IMDb BI Pipeline Project
Overview
This project presents an end-to-end BI solution that transforms IMDb's non-commercial datasets into actionable business insights. The pipeline ingests, profiles, cleans, models, and visualizes over 200 million records using Azure Data Factory, Snowflake, and Tableau, all orchestrated under a medallion architecture. Multi-valued fields are flattened using Snowflake’s LATERAL FLATTEN, and key insights are delivered through interactive dashboards and reports.
Technologies Used
Problem Statement
Challenge
The IMDb dataset is extensive, unstructured, and spread across multiple files with nested or multi-valued fields. Analyzing this data directly for trends in movies, genres, cast, and crew is challenging due to inconsistencies in format and relationships between datasets.
Solution
To address these challenges, the project implements:
- Data Profiling using
ydata-profilingto assess data quality - Schema Design via ER/Studio to build normalized structures
- Data Cleaning through ADF Data Flows for each file
- Data Flattening using
LATERAL FLATTENin Snowflake for nested fields - Medallion Architecture:
- Bronze: raw ingestion using ADF
- Silver: transformation pipelines and flattening
- Gold: fact/dimension models with surrogate keys and derived metrics
- Dashboards in Tableau to answer business questions on professions, genres, titles, languages, regions, and trends
Data Sources
The dataset was sourced from IMDb's official non-commercial dataset repository:
🔗 IMDb Non-Commercial Datasets
The following files were used:
| File Name | Description | Approx.
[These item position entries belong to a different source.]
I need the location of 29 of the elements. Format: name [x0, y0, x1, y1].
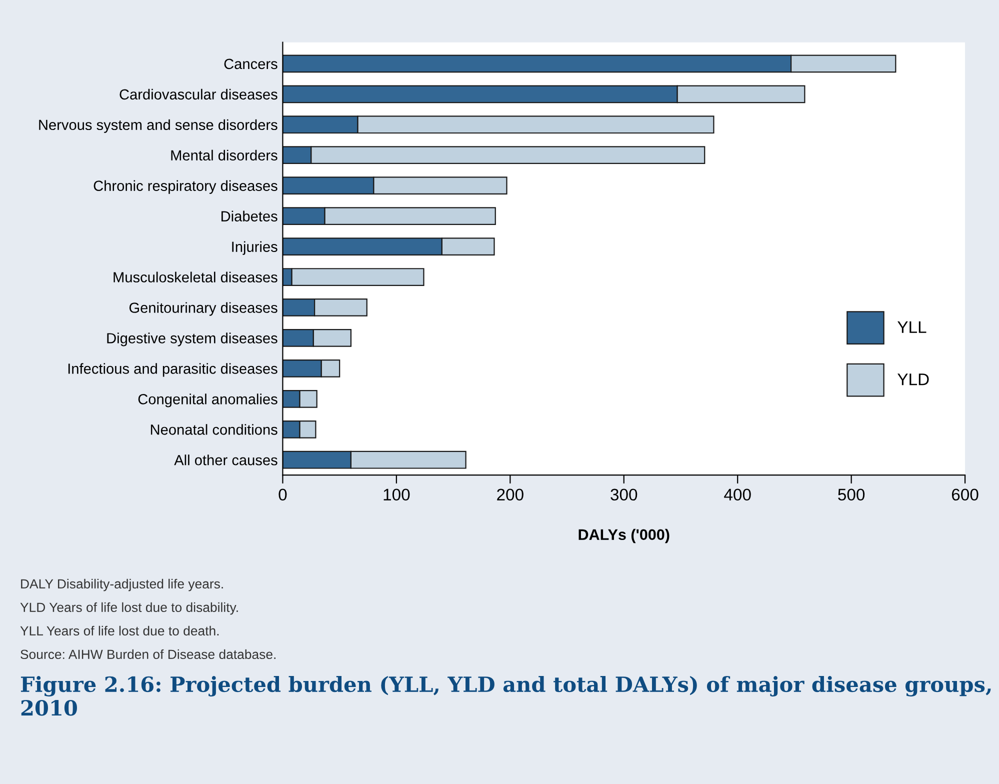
text: DALY Disability-adjusted life years.: [21, 578, 223, 592]
y-tick-label: Cancers: [224, 58, 278, 70]
y-tick-label: Congenital anomalies: [138, 394, 278, 408]
x-tick-label: 300: [610, 488, 638, 501]
x-tick-label: 600: [952, 488, 978, 501]
text: YLL Years of life lost due to death.: [20, 626, 219, 636]
text: YLD Years of life lost due to disability.: [20, 602, 238, 615]
y-tick-label: Genitourinary diseases: [129, 302, 278, 316]
y-tick-label: Neonatal conditions: [150, 424, 278, 435]
text: Figure 2.16: Projected burden (YLL, YLD and total DALYs) of major disease groups, 2010: [20, 676, 991, 716]
y-tick-label: Diabetes: [222, 210, 278, 222]
x-tick-label: 200: [497, 488, 524, 501]
legend-label: YLD: [898, 374, 929, 386]
y-tick-label: Mental disorders: [171, 150, 278, 161]
x-tick-label: 500: [838, 488, 865, 501]
legend-label: YLL: [898, 321, 926, 333]
y-tick-label: Injuries: [232, 241, 278, 255]
y-tick-label: Infectious and parasitic diseases: [68, 363, 278, 377]
x-axis-title: DALYs ('000): [578, 528, 670, 544]
x-tick-label: 100: [384, 488, 410, 501]
source-note: Source: AIHW Burden of Disease database.: [20, 649, 276, 660]
y-tick-label: Cardiovascular diseases: [120, 88, 278, 100]
y-tick-label: Nervous system and sense disorders: [39, 119, 278, 133]
y-tick-label: Digestive system diseases: [107, 332, 278, 346]
x-tick-label: 0: [278, 488, 287, 501]
y-tick-label: All other causes: [174, 454, 278, 466]
y-tick-label: Chronic respiratory diseases: [94, 180, 278, 194]
x-tick-label: 400: [724, 488, 751, 501]
y-tick-label: Musculoskeletal diseases: [114, 272, 278, 282]
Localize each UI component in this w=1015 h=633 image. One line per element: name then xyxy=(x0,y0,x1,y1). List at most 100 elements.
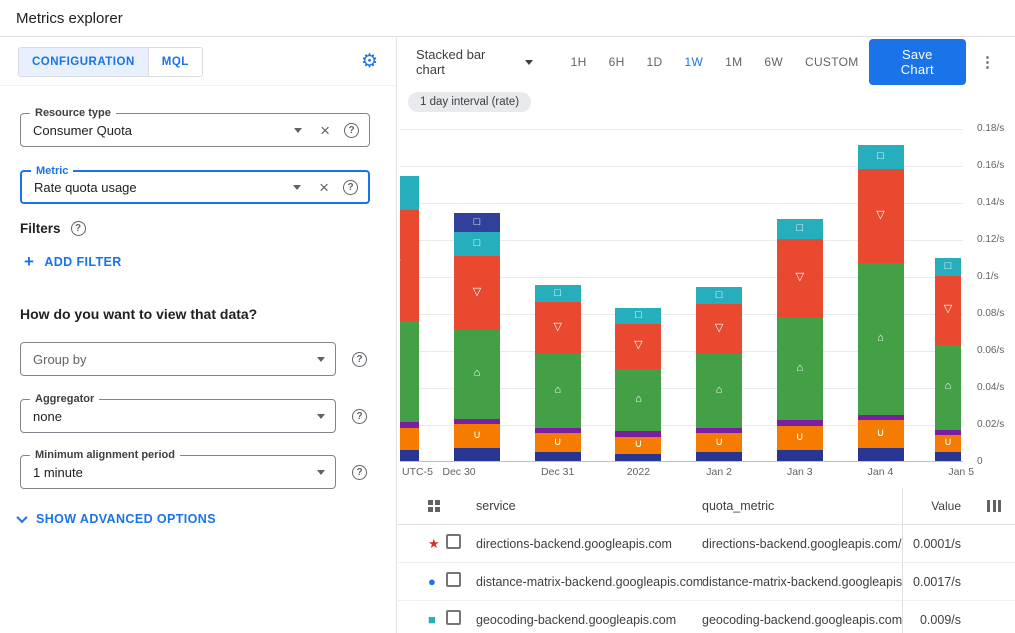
bar-jan-5[interactable]: ∪ ⌂ ▽ □ xyxy=(935,257,961,461)
help-icon[interactable]: ? xyxy=(352,408,367,424)
row-checkbox[interactable] xyxy=(446,533,461,549)
table-row[interactable]: ● distance-matrix-backend.googleapis.com… xyxy=(398,563,1015,601)
series-marker-icon: □ xyxy=(715,288,723,301)
gridline xyxy=(400,277,963,279)
segment-red: ▽ xyxy=(857,168,904,264)
tab-configuration[interactable]: CONFIGURATION xyxy=(19,47,148,76)
range-button-1d[interactable]: 1D xyxy=(646,55,663,69)
help-icon[interactable]: ? xyxy=(352,351,367,367)
series-marker-icon: ⌂ xyxy=(554,383,562,396)
more-options-icon[interactable]: ⋮ xyxy=(980,54,995,71)
interval-chip[interactable]: 1 day interval (rate) xyxy=(408,92,532,112)
gridline xyxy=(400,129,963,131)
min-alignment-value: 1 minute xyxy=(33,464,83,480)
column-header-service[interactable]: service xyxy=(476,499,516,513)
filters-label: Filters xyxy=(20,221,61,236)
gridline xyxy=(400,388,963,390)
range-button-6w[interactable]: 6W xyxy=(764,55,783,69)
bar-jan-3[interactable]: ∪ ⌂ ▽ □ xyxy=(776,218,823,461)
table-row[interactable]: ■ geocoding-backend.googleapis.com geoco… xyxy=(398,601,1015,633)
help-icon[interactable]: ? xyxy=(70,221,86,236)
segment-base-navy xyxy=(615,453,662,461)
segment-green: ⌂ xyxy=(776,316,823,421)
metric-value: Rate quota usage xyxy=(34,179,137,195)
help-icon[interactable]: ? xyxy=(343,179,358,195)
gridline xyxy=(400,351,963,353)
add-filter-button[interactable]: + ADD FILTER xyxy=(24,253,122,270)
clear-icon[interactable]: × xyxy=(319,177,329,197)
segment-cap-blue: □ xyxy=(454,213,500,232)
segment-orange: ∪ xyxy=(935,435,961,452)
aggregator-value: none xyxy=(33,408,62,424)
show-advanced-options-button[interactable]: SHOW ADVANCED OPTIONS xyxy=(16,511,216,526)
service-cell: directions-backend.googleapis.com xyxy=(476,536,672,551)
column-picker-icon[interactable] xyxy=(987,500,1001,512)
quota-metric-cell: geocoding-backend.googleapis.com/billab xyxy=(702,612,902,627)
help-icon[interactable]: ? xyxy=(344,122,359,138)
aggregator-row: Aggregator none ? xyxy=(20,393,367,433)
min-alignment-row: Minimum alignment period 1 minute ? xyxy=(20,449,367,489)
group-by-select[interactable]: Group by xyxy=(20,342,336,376)
tab-group: CONFIGURATION MQL xyxy=(18,46,203,77)
y-axis-tick-label: 0.08/s xyxy=(977,308,1005,320)
y-axis-tick-label: 0.1/s xyxy=(977,271,999,283)
range-button-6h[interactable]: 6H xyxy=(608,55,625,69)
resource-type-value: Consumer Quota xyxy=(33,122,132,138)
service-cell: distance-matrix-backend.googleapis.com xyxy=(476,574,702,589)
chart-type-value: Stacked bar chart xyxy=(416,47,486,77)
range-button-1m[interactable]: 1M xyxy=(725,55,743,69)
chart-toolbar: Stacked bar chart 1H 6H 1D 1W 1M 6W CUSTOM Sav… xyxy=(398,38,1015,86)
bar-dec-30[interactable]: ∪ ⌂ ▽ □ □ xyxy=(454,213,500,461)
y-axis-tick-label: 0.12/s xyxy=(977,234,1005,246)
segment-orange: ∪ xyxy=(454,424,500,449)
chart-plot: ∪ ⌂ ▽ □ ∪ ⌂ ▽ □ □ ∪ ⌂ ▽ □ ∪ ⌂ ▽ □ ∪ ⌂ ▽ □ ∪ ⌂ ▽ □ ∪ ⌂ ▽ □ ∪ ⌂ ▽ □ xyxy=(400,120,963,462)
range-button-1h[interactable]: 1H xyxy=(570,55,587,69)
bar-partial-left[interactable]: ∪ ⌂ ▽ □ xyxy=(400,176,420,461)
table-row[interactable]: ★ directions-backend.googleapis.com dire… xyxy=(398,525,1015,563)
chevron-down-icon xyxy=(16,511,28,524)
value-cell: 0.009/s xyxy=(902,601,973,633)
range-button-custom[interactable]: CUSTOM xyxy=(805,55,859,69)
resource-type-label: Resource type xyxy=(30,107,116,119)
bar-jan-2[interactable]: ∪ ⌂ ▽ □ xyxy=(696,287,743,461)
series-marker-icon: □ xyxy=(473,215,481,228)
chevron-down-icon xyxy=(524,59,533,65)
segment-red: ▽ xyxy=(400,209,420,321)
tab-mql[interactable]: MQL xyxy=(147,47,202,76)
series-marker-icon: ▽ xyxy=(553,320,562,333)
series-marker-icon: ▽ xyxy=(876,209,885,222)
segment-teal: □ xyxy=(454,231,500,256)
column-header-quota-metric[interactable]: quota_metric xyxy=(702,499,775,513)
legend-grid-icon[interactable] xyxy=(428,500,446,512)
aggregator-select[interactable]: Aggregator none xyxy=(20,393,336,433)
min-alignment-select[interactable]: Minimum alignment period 1 minute xyxy=(20,449,336,489)
save-chart-button[interactable]: Save Chart xyxy=(868,39,966,85)
metric-select[interactable]: Metric Rate quota usage × ? xyxy=(20,165,370,204)
help-icon[interactable]: ? xyxy=(352,464,367,480)
chart-type-dropdown[interactable]: Stacked bar chart xyxy=(416,47,533,77)
resource-type-select[interactable]: Resource type Consumer Quota × ? xyxy=(20,107,370,147)
series-marker-icon: ⌂ xyxy=(473,367,481,380)
settings-gear-icon[interactable]: ⚙ xyxy=(360,51,378,72)
configuration-panel: CONFIGURATION MQL ⚙ Resource type Consum… xyxy=(0,38,397,633)
series-marker-icon: ⌂ xyxy=(715,383,723,396)
bar-jan-4[interactable]: ∪ ⌂ ▽ □ xyxy=(857,144,904,461)
quota-metric-cell: directions-backend.googleapis.com/billab… xyxy=(702,536,902,551)
clear-icon[interactable]: × xyxy=(320,120,330,140)
series-marker-icon: ∪ xyxy=(634,438,643,451)
series-marker-star-icon: ★ xyxy=(428,536,440,551)
segment-green: ⌂ xyxy=(615,368,662,432)
series-marker-icon: ▽ xyxy=(795,271,805,284)
y-axis-tick-label: 0.14/s xyxy=(977,197,1005,209)
column-header-value[interactable]: Value xyxy=(902,488,973,524)
range-button-1w[interactable]: 1W xyxy=(684,55,704,69)
bar-dec-31[interactable]: ∪ ⌂ ▽ □ xyxy=(534,285,581,461)
row-checkbox[interactable] xyxy=(446,609,461,625)
segment-teal: □ xyxy=(776,218,823,240)
bar-2022[interactable]: ∪ ⌂ ▽ □ xyxy=(615,307,662,461)
x-axis-tick-label: Jan 4 xyxy=(867,466,894,478)
service-cell: geocoding-backend.googleapis.com xyxy=(476,612,677,627)
series-marker-icon: ⌂ xyxy=(877,332,884,345)
row-checkbox[interactable] xyxy=(446,571,461,587)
Row Count |
|---|---|---|
name.basics.tsv.gz |
Details about cast and crew members (name, professions, known titles) | 14,195,120 |
title.basics.tsv.gz |
Core title data (title type, primary title, release year, runtime, genres) | 11,464,895 |
title.akas.tsv.gz |
Title aliases (international titles and translations) | 51,409,880 |
title.crew.tsv.gz |
List of directors and writers associated with titles | 11,464,885 |
title.episode.tsv.gz |
Details about TV series episodes | 8,815,771 |
title.principals.tsv.gz |
Key cast and crew per title | 90,984,102 |
title.ratings.tsv.gz |
IMDb ratings and number of votes per title | 1,536,010 |
Additional metadata on:
- Language codes: ISO 639 standards
- Region codes: IMDb’s official country code listings
Business Requirements
The solution addresses the following business needs:
- Retrieve primary and secondary professions for any individual
- Identify individuals with multiple professions
- List all genres for a given title and retrieve titles by genre
- Filter titles by release year
- Analyze movie runtime trends by year
- Classify titles as adult or non-adult
- Retrieve all languages associated with a title
- Identify regions in which a title was released
- List all directors and writers involved in a title
- Count number of episodes per season for a given series
- Identify types of crew and cast roles (actor, director, writer, etc.)
- Retrieve all jobs and characters involved in a title
- Determine top-rated movies by genre and year
- Build visualizations for:
- Crew insights (e.g., top actors, directors, backstage roles)
- Movie ratings trend analysis
- Series vs. episodes analysis for non-movie content
- Region and country-based movie release trends